Let us lie in wait for the righteous man, because he is inconvenient to us and opposes our actions; he became to us as a reproof of our thoughts; the very sight of him is a burden to us, because his manner of life is unlike that of others. We are considered by him as something base, and he avoids our ways as unclean. Let us test him with insult and torture, that we may find out how gentle he is and make trial of his forbearance.

Worldliness is therefore not only a temptation. Avoiding it can be socially and sometimes even physically dangerous.

Christians are called to avoid such worldliness regardless of the dangers which such avoidance might bring. We must remember that such worldliness is indeed fading. We have a choice: either the pleasure of the world which is confined to this life, and which passes away, or the pleasures at the right hand of God which will never fail (Psalm 16:10). The Lord Jesus pointed out the inequality involved in the options: “What shall it profit a man to gain the whole world and forfeit his soul?” (Mark 8:36). The Faustian bargain proffered by the world is the fool’s bargain.

The apostles make this clear time and time again. St. John wrote, “The world is passing away, and its lusts, but the one who does the will of God abides forever” (1 John 2:17). St. Paul wrote, “The form of this world is passing away” (I Cor 7:31). Because of this, Paul gave more detailed advice about how the Christian was to live in this passing world. He said,

The time has been shortened, so that from now on those who have wives should be as though they had none; and those who weep, as though they did not weep, and those who rejoice, as though they did not rejoice, and those who buy, as though they did not possess, and those who use the world, as though they did not make full use of it (1 Cor 7:29–31).

This last bit of Paul’s advice is the key to living as sojourners and strangers.

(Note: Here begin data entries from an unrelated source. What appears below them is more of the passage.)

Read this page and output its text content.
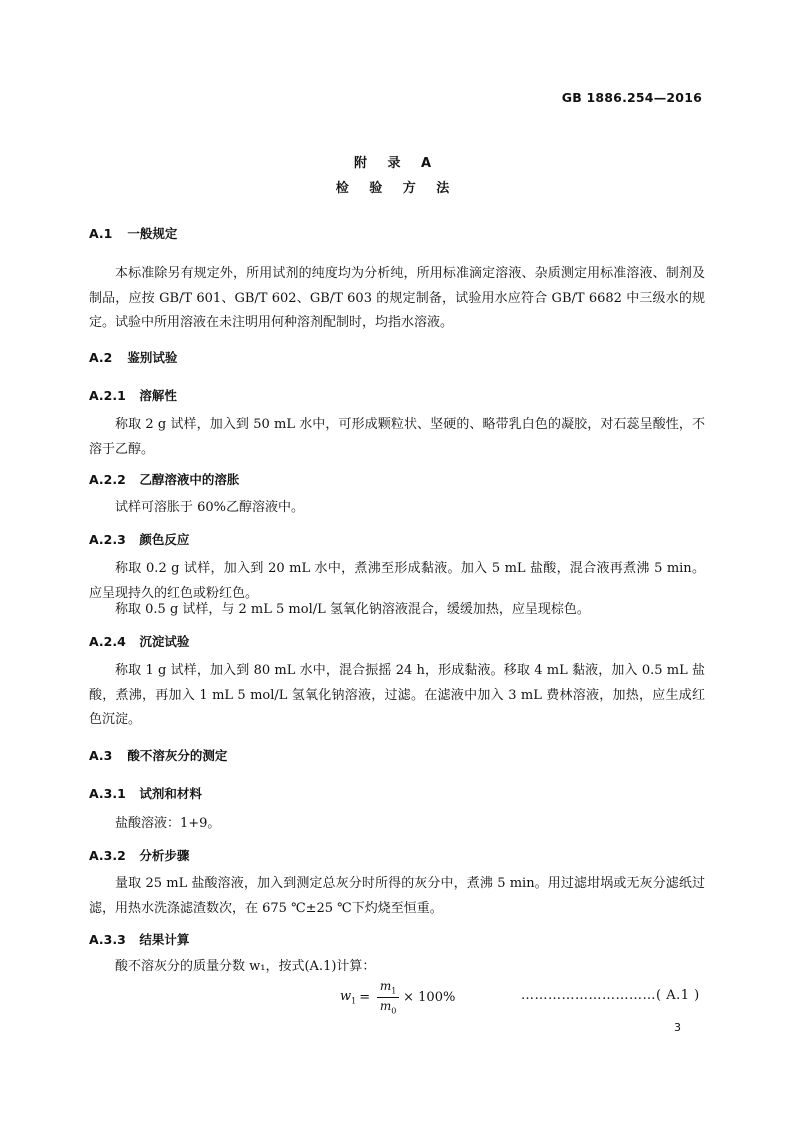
GB 1886.254—2016
附 录 A
检 验 方 法
A.1 一般规定
本标准除另有规定外，所用试剂的纯度均为分析纯，所用标准滴定溶液、杂质测定用标准溶液、制剂及制品，应按 GB/T 601、GB/T 602、GB/T 603 的规定制备，试验用水应符合 GB/T 6682 中三级水的规定。试验中所用溶液在未注明用何种溶剂配制时，均指水溶液。
A.2 鉴别试验
A.2.1 溶解性
称取 2 g 试样，加入到 50 mL 水中，可形成颗粒状、坚硬的、略带乳白色的凝胶，对石蕊呈酸性，不溶于乙醇。
A.2.2 乙醇溶液中的溶胀
试样可溶胀于 60%乙醇溶液中。
A.2.3 颜色反应
称取 0.2 g 试样，加入到 20 mL 水中，煮沸至形成黏液。加入 5 mL 盐酸，混合液再煮沸 5 min。应呈现持久的红色或粉红色。
称取 0.5 g 试样，与 2 mL 5 mol/L 氢氧化钠溶液混合，缓缓加热，应呈现棕色。
A.2.4 沉淀试验
称取 1 g 试样，加入到 80 mL 水中，混合振摇 24 h，形成黏液。移取 4 mL 黏液，加入 0.5 mL 盐酸，煮沸，再加入 1 mL 5 mol/L 氢氧化钠溶液，过滤。在滤液中加入 3 mL 费林溶液，加热，应生成红色沉淀。
A.3 酸不溶灰分的测定
A.3.1 试剂和材料
盐酸溶液：1+9。
A.3.2 分析步骤
量取 25 mL 盐酸溶液，加入到测定总灰分时所得的灰分中，煮沸 5 min。用过滤坩埚或无灰分滤纸过滤，用热水洗涤滤渣数次，在 675 ℃±25 ℃下灼烧至恒重。
A.3.3 结果计算
酸不溶灰分的质量分数 w₁，按式(A.1)计算：
$w_1 = \frac{m_1}{m_0} \times 100\%$	…………………………( A.1 )
3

St. Paul means that whatever we do in this world—whether marrying, weeping, rejoicing, or buying—we must do realizing that we could leave this world at any moment, and we must therefore find our true rest and joy in the Kingdom, and not in anything in this world. We indeed take joy in marriage and in buying and in all the others gifts that God gives us in this age. But as we use the world, we must not make use of it as if all our joys were anchored in it. We must be prepared to leave them all in a moment’s notice, if Christ so wills. The significance of Paul’s words for those possibly facing martyrdom is only too plain, but it retains its significance for all Christians who know that here we have no continuing city (Heb 13:14).